With the Derby looming in just days, would it be enough to get the French-bred colt ready for roses?

The Start of Something Special

Kilmer did not see Exterminator before McDaniel’s purchase and refused to see him even when the new acquisition was working with his prized colt. The mercurial owner would watch from his limousine, binoculars following Sun Briar around the dirt oval. During their first workout together, Sun Briar beat his new stablemate over six furlongs, but as McDaniel sent them out for longer works, it was clear that Sun Briar was not ready for 10 furlongs — but Exterminator was. When Kilmer finally admitted that his prized French-bred colt would not be a Derby starter, he had no intention of starting Exterminator in his place. That is, until one expert intervened.

Colonel Matt Winn, the genius who had helped rescue Churchill Downs from financial ruin and grown the Kentucky Derby into a coveted pursuit, had been there for the workouts. He had seen the difference between Kilmer’s beloved colt and the "truck horse" that McDaniel had bought from Milam. When the owner sought Winn’s counsel about the situation, it was Winn who encouraged Kilmer to enter the already-eligible gelding in the big race. Finally, Kilmer relented, and Exterminator’s name was dropped into the entry box for the 44th Kentucky Derby.

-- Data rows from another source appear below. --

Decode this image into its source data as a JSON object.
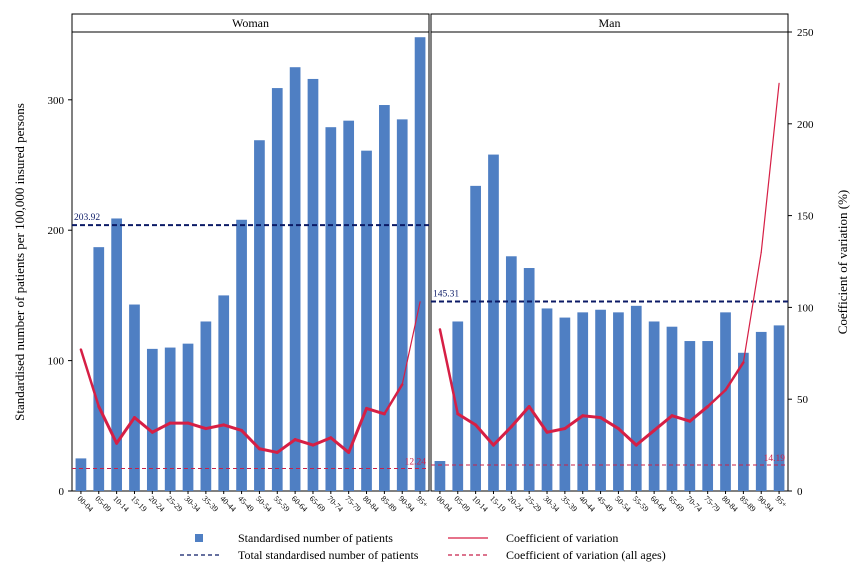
{
  "chart_data": {
    "type": "bar",
    "panels": [
      {
        "title": "Woman",
        "categories": [
          "00-04",
          "05-09",
          "10-14",
          "15-19",
          "20-24",
          "25-29",
          "30-34",
          "35-39",
          "40-44",
          "45-49",
          "50-54",
          "55-59",
          "60-64",
          "65-69",
          "70-74",
          "75-79",
          "80-84",
          "85-89",
          "90-94",
          "95+"
        ],
        "values": [
          25,
          187,
          209,
          143,
          109,
          110,
          113,
          130,
          150,
          208,
          269,
          309,
          325,
          316,
          279,
          284,
          261,
          296,
          285,
          348
        ],
        "cv": [
          77,
          46,
          26,
          40,
          32,
          37,
          37,
          34,
          36,
          33,
          23,
          21,
          28,
          25,
          29,
          21,
          45,
          42,
          58,
          103
        ],
        "total_value": 203.92,
        "total_label": "203.92",
        "cv_all_value": 12.24,
        "cv_all_label": "12.24"
      },
      {
        "title": "Man",
        "categories": [
          "00-04",
          "05-09",
          "10-14",
          "15-19",
          "20-24",
          "25-29",
          "30-34",
          "35-39",
          "40-44",
          "45-49",
          "50-54",
          "55-59",
          "60-64",
          "65-69",
          "70-74",
          "75-79",
          "80-84",
          "85-89",
          "90-94",
          "95+"
        ],
        "values": [
          23,
          130,
          234,
          258,
          180,
          171,
          140,
          133,
          137,
          139,
          137,
          142,
          130,
          126,
          115,
          115,
          137,
          106,
          122,
          127
        ],
        "cv": [
          88,
          42,
          36,
          25,
          35,
          46,
          32,
          34,
          41,
          40,
          34,
          25,
          33,
          41,
          38,
          46,
          55,
          70,
          130,
          222
        ],
        "total_value": 145.31,
        "total_label": "145.31",
        "cv_all_value": 14.19,
        "cv_all_label": "14.19"
      }
    ],
    "ylabel": "Standardised number of patients per 100,000 insured persons",
    "y2label": "Coefficient of variation (%)",
    "ylim": [
      0,
      352
    ],
    "y_ticks": [
      0,
      100,
      200,
      300
    ],
    "y2lim": [
      0,
      250
    ],
    "y2_ticks": [
      0,
      50,
      100,
      150,
      200,
      250
    ],
    "legend": [
      {
        "label": "Standardised number of patients",
        "symbol": "square"
      },
      {
        "label": "Coefficient of variation",
        "symbol": "solid"
      },
      {
        "label": "Total standardised number of patients",
        "symbol": "dash-navy"
      },
      {
        "label": "Coefficient of variation (all ages)",
        "symbol": "dash-red"
      }
    ],
    "colors": {
      "bar": "#4f7fc3",
      "cv_line": "#d61f45",
      "total_line": "#0b1a66",
      "cv_all_line": "#c8204a",
      "axis": "#000000"
    }
  }
}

The rest is racing history. Exterminator bided his time in fifth until the six-furlong mark and then slipped inside to the rail to make his bid for the lead. He passed the filly Escoba in the final furlongs and won by a length, the first big win in what became a Hall of Fame career. Thanks to the faith of trainer Henry McDaniel and famed promoter Matt Winn, Exterminator got his chance to show what this "truck horse" was made of under the iconic Twin Spires.